Menjawab Krisis Ekologi dengan Collaborative Environmental Governance
Pembicara kedua, Prof. Kismartini dari KBK Kebijakan Publik, FISIP Universitas Diponegoro, mengangkat isu lingkungan yang semakin mendesak di Indonesia: pencemaran udara, air, dan tanah; eksploitasi sumber daya alam; hingga kerusakan ekosistem akibat penangkapan ikan ilegal dan praktik tambang yang tidak ramah lingkungan. Menurutnya, regulasi yang ada sebenarnya cukup komprehensif, namun lemahnya penegakan hukum menjadikan kerusakan lingkungan terus berlanjut. Oleh karena itu, diperlukan pendekatan baru berupa Collaborative Environmental Governance (CEG), yakni model tata kelola lingkungan yang mengedepankan kerja sama lintas sektor, dialog, dan pengambilan keputusan bersama. Ia mencontohkan keberhasilan program Mbah Dirjo di Bali yang mengintegrasikan pemerintah daerah, bank sampah, dan dunia usaha dalam pengelolaan sampah; serta kolaborasi restorasi mangrove di Pantai Sejarah yang melibatkan pemerintah, perusahaan, dan masyarakat. “Masalah lingkungan tidak bisa diselesaikan hanya oleh pemerintah atau masyarakat saja. Dibutuhkan sinergi yang memperkuat kapasitas kelembagaan sekaligus memastikan inklusi sosial agar solusi yang dihasilkan berkelanjutan,” tegas Prof. Kismartini.
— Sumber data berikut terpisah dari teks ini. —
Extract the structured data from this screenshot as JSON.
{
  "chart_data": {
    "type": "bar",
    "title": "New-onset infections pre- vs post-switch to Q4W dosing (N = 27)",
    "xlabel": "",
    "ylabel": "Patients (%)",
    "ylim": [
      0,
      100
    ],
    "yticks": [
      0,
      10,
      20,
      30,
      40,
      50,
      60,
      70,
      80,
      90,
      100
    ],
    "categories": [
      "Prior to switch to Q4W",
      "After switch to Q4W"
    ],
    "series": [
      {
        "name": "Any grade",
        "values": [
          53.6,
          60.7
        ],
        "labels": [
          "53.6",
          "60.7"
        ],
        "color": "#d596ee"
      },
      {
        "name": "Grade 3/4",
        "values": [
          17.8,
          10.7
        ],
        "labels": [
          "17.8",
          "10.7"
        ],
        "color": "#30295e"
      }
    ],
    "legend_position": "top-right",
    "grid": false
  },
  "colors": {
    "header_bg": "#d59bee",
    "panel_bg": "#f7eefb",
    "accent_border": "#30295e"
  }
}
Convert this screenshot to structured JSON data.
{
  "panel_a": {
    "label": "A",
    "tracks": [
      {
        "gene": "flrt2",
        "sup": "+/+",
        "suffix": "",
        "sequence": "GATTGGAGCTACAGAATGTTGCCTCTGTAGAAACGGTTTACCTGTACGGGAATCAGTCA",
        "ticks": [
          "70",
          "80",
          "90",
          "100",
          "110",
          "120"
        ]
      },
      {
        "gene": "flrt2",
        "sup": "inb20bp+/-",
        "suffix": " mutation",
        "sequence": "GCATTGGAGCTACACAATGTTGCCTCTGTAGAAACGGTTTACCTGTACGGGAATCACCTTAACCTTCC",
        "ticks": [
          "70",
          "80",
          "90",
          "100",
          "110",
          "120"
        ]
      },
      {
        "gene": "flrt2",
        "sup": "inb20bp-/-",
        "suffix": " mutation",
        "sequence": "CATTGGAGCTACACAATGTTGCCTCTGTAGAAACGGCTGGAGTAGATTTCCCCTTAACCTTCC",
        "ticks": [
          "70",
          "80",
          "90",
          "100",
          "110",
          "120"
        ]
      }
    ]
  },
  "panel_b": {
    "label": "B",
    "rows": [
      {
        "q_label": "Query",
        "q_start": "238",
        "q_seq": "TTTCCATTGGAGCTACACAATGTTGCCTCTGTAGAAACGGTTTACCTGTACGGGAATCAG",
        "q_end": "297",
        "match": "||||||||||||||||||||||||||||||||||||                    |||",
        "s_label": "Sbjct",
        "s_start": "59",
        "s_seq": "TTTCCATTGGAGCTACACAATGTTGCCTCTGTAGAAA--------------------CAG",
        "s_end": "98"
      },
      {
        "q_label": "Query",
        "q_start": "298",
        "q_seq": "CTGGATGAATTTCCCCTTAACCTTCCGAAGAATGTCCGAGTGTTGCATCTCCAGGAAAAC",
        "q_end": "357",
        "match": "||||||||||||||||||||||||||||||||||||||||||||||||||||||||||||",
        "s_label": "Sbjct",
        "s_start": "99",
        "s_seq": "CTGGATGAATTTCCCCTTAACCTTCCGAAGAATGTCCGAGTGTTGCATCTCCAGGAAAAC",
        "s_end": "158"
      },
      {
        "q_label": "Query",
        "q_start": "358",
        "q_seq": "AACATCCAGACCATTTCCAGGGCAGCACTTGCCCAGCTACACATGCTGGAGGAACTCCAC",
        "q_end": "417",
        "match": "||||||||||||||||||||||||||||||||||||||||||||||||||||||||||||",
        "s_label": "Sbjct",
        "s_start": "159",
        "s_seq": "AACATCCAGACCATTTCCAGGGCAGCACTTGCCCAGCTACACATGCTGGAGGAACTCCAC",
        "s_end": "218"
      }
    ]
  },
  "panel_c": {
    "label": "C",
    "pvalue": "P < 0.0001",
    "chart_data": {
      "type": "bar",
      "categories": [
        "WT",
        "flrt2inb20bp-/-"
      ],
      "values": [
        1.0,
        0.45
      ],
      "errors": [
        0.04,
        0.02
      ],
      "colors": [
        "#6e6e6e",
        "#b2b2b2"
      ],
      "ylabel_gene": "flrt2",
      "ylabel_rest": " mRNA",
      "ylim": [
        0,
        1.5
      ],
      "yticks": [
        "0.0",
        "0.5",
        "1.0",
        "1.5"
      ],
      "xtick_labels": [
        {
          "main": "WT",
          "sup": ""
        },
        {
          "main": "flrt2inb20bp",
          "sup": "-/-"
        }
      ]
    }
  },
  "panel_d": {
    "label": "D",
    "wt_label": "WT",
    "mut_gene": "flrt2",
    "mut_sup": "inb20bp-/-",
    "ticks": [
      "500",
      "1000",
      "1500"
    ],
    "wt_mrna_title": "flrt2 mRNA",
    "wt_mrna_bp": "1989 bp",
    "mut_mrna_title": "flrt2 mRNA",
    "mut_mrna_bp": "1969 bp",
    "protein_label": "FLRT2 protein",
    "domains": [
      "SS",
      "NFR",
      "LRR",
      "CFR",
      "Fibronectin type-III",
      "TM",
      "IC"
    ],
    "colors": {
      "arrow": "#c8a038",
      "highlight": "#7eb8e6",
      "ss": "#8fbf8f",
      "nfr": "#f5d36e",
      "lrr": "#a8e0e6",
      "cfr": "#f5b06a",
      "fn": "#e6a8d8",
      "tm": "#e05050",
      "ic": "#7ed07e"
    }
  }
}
Pentahelix Collaboration untuk Pariwisata Halal
Topik ketiga disampaikan oleh Tri Yuniningsih, juga dari Universitas Diponegoro, yang membahas pengembangan halal tourism di Bintan, Kepulauan Riau. Ia menjelaskan bahwa pariwisata halal merupakan fenomena global yang terus tumbuh seiring meningkatnya jumlah wisatawan Muslim. Dalam konteks ini, pentahelix collaboration model—yang melibatkan pemerintah, akademisi, dunia usaha, masyarakat, dan media—dianggap sebagai pendekatan paling relevan. Namun, menurut Tri, praktik kolaborasi di lapangan masih belum optimal. Banyak aktor masih bekerja secara parsial, regulasi khusus pariwisata halal belum tersedia, kualitas SDM pariwisata terbatas, dan pemanfaatan media sosial masih minim. Ia menekankan perlunya peraturan daerah khusus tentang pariwisata halal, promosi terpadu melalui media massa dan influencer, serta peningkatan kompetensi SDM lokal melalui pelatihan dan pemberdayaan komunitas Melayu. “Kolaborasi yang solid akan menjadikan pariwisata halal bukan hanya label, tetapi juga pengalaman nyata yang ramah dan berdaya saing global,” tandas Tri.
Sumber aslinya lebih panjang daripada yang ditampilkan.